O rei ugandense Oyo Nyimba, por muito tempo o monarca mais jovem do mundo, foi sepultado no sábado entre os túmulos de seus ancestrais reais, enquanto seu Reino de Tooro buscava deixar para trás uma amarga disputa pela sucessão.
Reuters
O sucessor designado de Oyo, o apresentador de notícias Edward Rukidi Kijanangoma, lançou nove grãos de café na sepultura nos Túmulos Reais de Karambi, marcando a transferência formal de poder no reino do oeste de Uganda.
O rei Oyo Nyimba Kabamba Iguru Rukidi IV ganhou destaque internacional em 1995 ao ascender ao trono com apenas 3 anos de idade. Imagens do pequeno rei usando coroa e vestes reais despertaram curiosidade e admiração em todo o mundo.
Ele morreu no mês passado, aos 34 anos, nos Estados Unidos, onde estava recebendo tratamento contra o câncer.
Uganda é governada por um chefe de Estado eleito, mas conserva diversos reinos que são anteriores à era colonial britânica e são vistos como baluartes da identidade e do patrimônio tradicionais.
Em uma cerimônia religiosa antes do enterro, Oyo, que se tornou embaixador da boa vontade da ONU, defendendo a luta contra o HIV e a AIDS, foi homenageado como um jovem reservado, mas jovial.
“Embora tenha se tornado rei e assumido responsabilidades muito além do que a maioria das pessoas jamais experimenta, ele nunca perdeu completamente o menino que adorava se divertir”, disse sua irmã, Ruth Komuntale.Guardas reais trajados com xales laranja conduziram o carro funerário que transportava o caixão de Oyo pelas ruas da capital do reino, Fort Portal, até os túmulos reais, enquanto milhares de pessoas em luto se juntavam à procissão a pé.
Arcebispo apela à união após batalha pela sucessão
O enterro, realizado 31 anos depois da coroação de Oyo, ocorreu após dias de desavenças dentro da notoriamente conflituosa família real.Um comitê formado por membros do clã real anunciou na quarta-feira que escolheu o primo de Oyo, Edward Rukidi Kijanangoma, apresentador e editor de notícias da emissora estatal UBC, como rei.Mas a família imediata do falecido rei afirmou que seu filho, até então desconhecido, deveria sucedê-lo, conforme estipulado em seu testamento. Oyo nunca se casou e não se sabia que tivesse filhos até que o primeiro-ministro do reino anunciou seu falecimento, ao declarar que ele tinha um filho.

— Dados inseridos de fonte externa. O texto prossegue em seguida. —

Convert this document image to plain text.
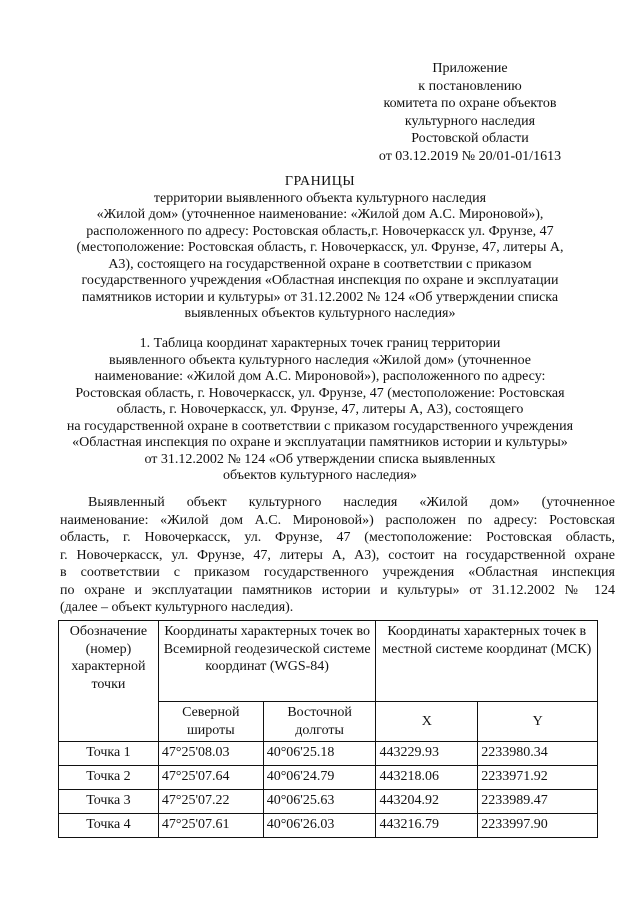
Приложение
к постановлению
комитета по охране объектов
культурного наследия
Ростовской области
от 03.12.2019 № 20/01-01/1613
ГРАНИЦЫ
территории выявленного объекта культурного наследия
«Жилой дом» (уточненное наименование: «Жилой дом А.С. Мироновой»),
расположенного по адресу: Ростовская область,г. Новочеркасск ул. Фрунзе, 47
(местоположение: Ростовская область, г. Новочеркасск, ул. Фрунзе, 47, литеры А,
А3), состоящего на государственной охране в соответствии с приказом
государственного учреждения «Областная инспекция по охране и эксплуатации
памятников истории и культуры» от 31.12.2002 № 124 «Об утверждении списка
выявленных объектов культурного наследия»
1. Таблица координат характерных точек границ территории
выявленного объекта культурного наследия «Жилой дом» (уточненное
наименование: «Жилой дом А.С. Мироновой»), расположенного по адресу:
Ростовская область, г. Новочеркасск, ул. Фрунзе, 47 (местоположение: Ростовская
область, г. Новочеркасск, ул. Фрунзе, 47, литеры А, А3), состоящего
на государственной охране в соответствии с приказом государственного учреждения
«Областная инспекция по охране и эксплуатации памятников истории и культуры»
от 31.12.2002 № 124 «Об утверждении списка выявленных
объектов культурного наследия»
Выявленный объект культурного наследия «Жилой дом» (уточненное
наименование: «Жилой дом А.С. Мироновой») расположен по адресу: Ростовская
область, г. Новочеркасск, ул. Фрунзе, 47 (местоположение: Ростовская область,
г. Новочеркасск, ул. Фрунзе, 47, литеры А, А3), состоит на государственной охране
в соответствии с приказом государственного учреждения «Областная инспекция
по охране и эксплуатации памятников истории и культуры» от 31.12.2002 № 124
(далее – объект культурного наследия).
Обозначение (номер) характерной точки	Координаты характерных точек во Всемирной геодезической системе координат (WGS-84)		Координаты характерных точек в местной системе координат (МСК)	
	Северной широты	Восточной долготы	X	Y
Точка 1	47°25'08.03	40°06'25.18	443229.93	2233980.34
Точка 2	47°25'07.64	40°06'24.79	443218.06	2233971.92
Точка 3	47°25'07.22	40°06'25.63	443204.92	2233989.47
Точка 4	47°25'07.61	40°06'26.03	443216.79	2233997.90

Os apoiadores da sucessão de Kijanangoma dizem que a família de Oyo não conseguiu fornecer informações básicas sobre o suposto filho.Uma fonte com conhecimento das negociações de crise sobre o assunto disse que as autoridades ugandesas conseguiram aprovar a sucessão de Kijanangoma na sexta-feira. Não foi possível contatar um porta-voz do governo para comentar o assunto.O Arcebispo da Igreja de Uganda, Stephen Kazimba Mugalu, fez um apelo à unidade.”Palavras ditas em meio à dor podem causar sofrimento, divisão e conflito”, disse ele aos presentes. “Podem até destruir o legado do rei que estamos lamentando.”
O falecido Rei foi um defensor da luta contra o HIV e amigo de Gaddafi.
O próprio Oyo ascendeu ao trono após uma longa batalha pela sucessão que terminou nos tribunais.Além de suas responsabilidades cerimoniais e da campanha contra o HIV e a AIDS, Oyo cultivou laços estreitos com o ex-líder líbio Muammar Gaddafi, a quem nomeou conselheiro especial do monarca. Gaddafi doou dinheiro para a reforma do palácio real.
Kijanangoma, de 56 anos, que manteve um perfil discreto enquanto a disputa pela sucessão se desenrolava, foi descrito por outros jornalistas ugandeses como uma pessoa quieta e humilde.Além do trono, o novo rei herdará um considerável patrimônio real, incluindo vastas extensões de terra e pagamentos substanciais em dinheiro do governo central.